Sometimes you see a headline and think, "That must be fake - The Onion is at again!" This is one of those, and all too real: Maj. Gen. Anthony Cucolo III ordered that any member of our military in northern Iraq who "becomes pregnant or impregnates another service member" faces court-martial, even if they are married. Seriously, no "Oops!" in Iraq - A country we supposedly "liberated" from "tyranny" by sending American soldiers there for multiple tours, far from their families to face roadside bombings then threat of arrest for following orders, including harsh interrogation techniques. In related news, a no-bid contract for coat hangers was given to Halliburton for $5.5 billion.

Other Sexy News

Say it slow, "Infrastructure... " Feels good, doesn't it? Again, "Inframmmmmm... " Let's snuggle and share a cigarette now. The Transportation Department ordered that passengers stranded on planes must be deplaned after three hours; this is in response to tarmac horror stories of being stuck next to a morbidly obese Texan with a family of over-zealous evangelicals behind you, kicking the seat and trying to convert everyone on board. Travel and infrastructure also sucks in Europe, as the "Chunnel" connecting the continent with its inbred cousins in Britain has been shut down indefinitely; glitches last week trapped 2,000 passengers deep under the English Channel and affected 55,000 total wankers.

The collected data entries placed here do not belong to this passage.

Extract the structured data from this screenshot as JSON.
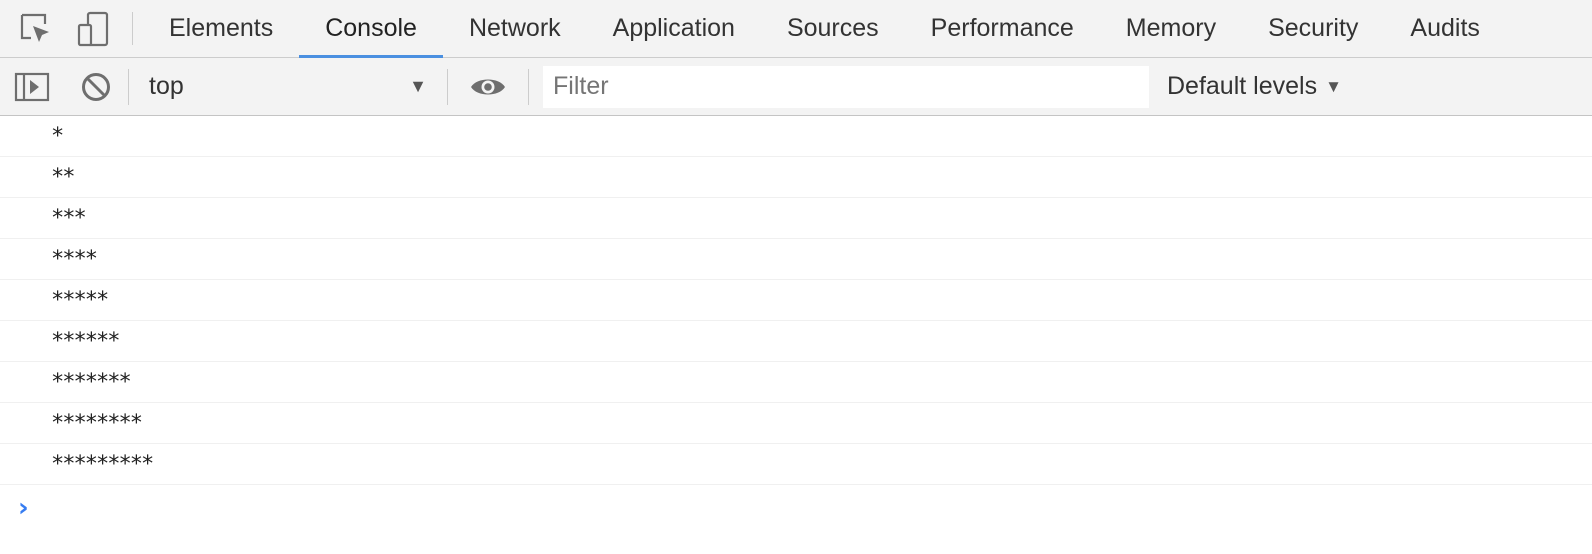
{
  "tabs": [
    {
      "label": "Elements",
      "active": false
    },
    {
      "label": "Console",
      "active": true
    },
    {
      "label": "Network",
      "active": false
    },
    {
      "label": "Application",
      "active": false
    },
    {
      "label": "Sources",
      "active": false
    },
    {
      "label": "Performance",
      "active": false
    },
    {
      "label": "Memory",
      "active": false
    },
    {
      "label": "Security",
      "active": false
    },
    {
      "label": "Audits",
      "active": false
    }
  ],
  "icons": {
    "inspect": "inspect-element-icon",
    "device": "device-toolbar-icon",
    "sidebar": "show-sidebar-icon",
    "clear": "clear-console-icon",
    "eye": "live-expression-eye-icon",
    "prompt": "console-prompt-chevron-icon"
  },
  "toolbar": {
    "context": "top",
    "filter_placeholder": "Filter",
    "filter_value": "",
    "levels_label": "Default levels"
  },
  "console": {
    "messages": [
      "*",
      "**",
      "***",
      "****",
      "*****",
      "******",
      "*******",
      "********",
      "*********"
    ],
    "prompt_symbol": "›"
  },
  "colors": {
    "accent": "#4a8fe0",
    "prompt": "#367cf1",
    "toolbar_bg": "#f3f3f3"
  }
}
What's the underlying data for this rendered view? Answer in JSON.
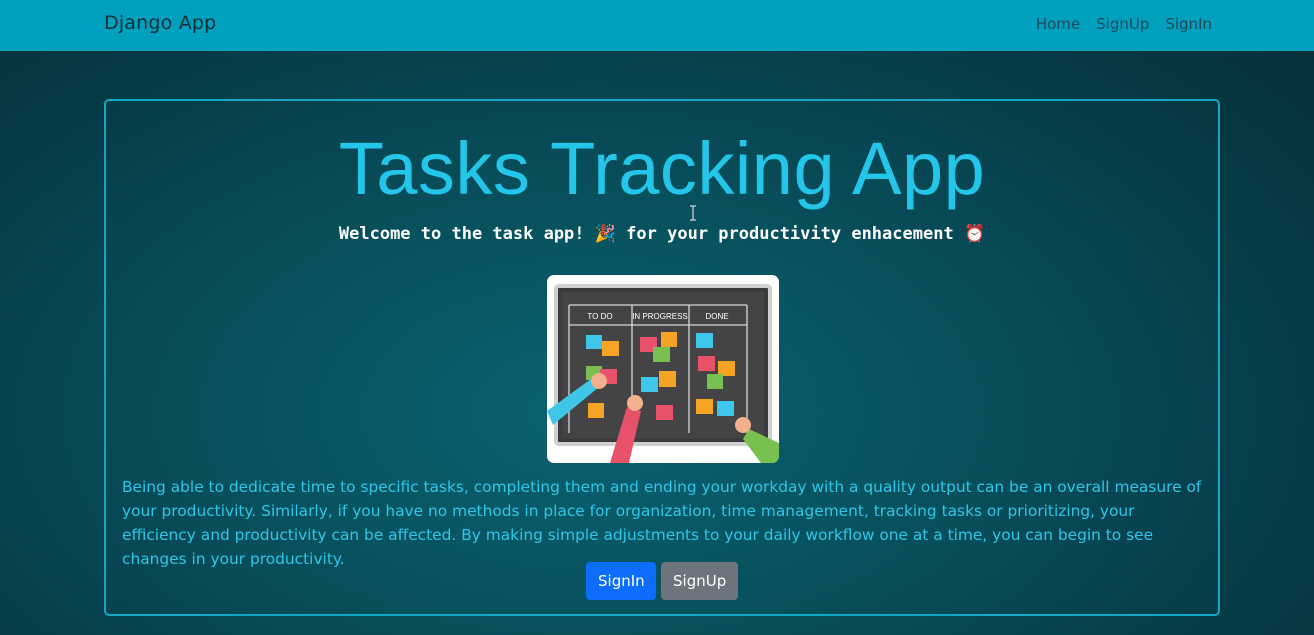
{
  "navbar": {
    "brand": "Django App",
    "links": [
      "Home",
      "SignUp",
      "SignIn"
    ]
  },
  "hero": {
    "title": "Tasks Tracking App",
    "subtitle_part1": "Welcome to the task app! ",
    "subtitle_icon1": "🎉",
    "subtitle_part2": " for your productivity enhacement ",
    "subtitle_icon2": "⏰",
    "image": {
      "columns": [
        "TO DO",
        "IN PROGRESS",
        "DONE"
      ]
    },
    "description": "Being able to dedicate time to specific tasks, completing them and ending your workday with a quality output can be an overall measure of your productivity. Similarly, if you have no methods in place for organization, time management, tracking tasks or prioritizing, your efficiency and productivity can be affected. By making simple adjustments to your daily workflow one at a time, you can begin to see changes in your productivity.",
    "buttons": {
      "signin": "SignIn",
      "signup": "SignUp"
    }
  },
  "colors": {
    "navbar": "#01a0bf",
    "title": "#23c6e8",
    "primary_button": "#0d6efd",
    "secondary_button": "#6c757d"
  },
  "icons": [
    "party-popper-icon",
    "alarm-clock-icon",
    "text-cursor-icon"
  ]
}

Eating Our Celebrities, One at a Time

The chubby, boring girl who suddenly became all hot and interesting in the movie "Clueless" was found dead on Sunday in LA; Brittany Murphy was 32, much slimmer and still a B-star at the time of her death - foul play and drugs are thought unlikely, though the media's impossibly high image expectations may have played a part. Anthony Marshall will serve one to three years in prison for bilking his dead mother of millions; no one would care except for the fact that his mom was Brooke Astor, another American "philanthropist" who lived off moneys her ancestors made by subjugating Native Americans, trapping animals into extinction to sell their fur, then founding towns in Oregon to honor themselves - Even glowing character witnesses Whoopi Goldberg and Al Roker couldn't spare the late-Astor's son shackles.

Hope for Aryans over the Holidays

The predictions of whites becoming a minority in America were moved back eight years, to 2048 - Fear not brethren, we'll still be the majority among minorities: 49% white, 26% Latino, 12% black, 6% Asian, with the rest a mix of Native American, Alabamans and CHUD.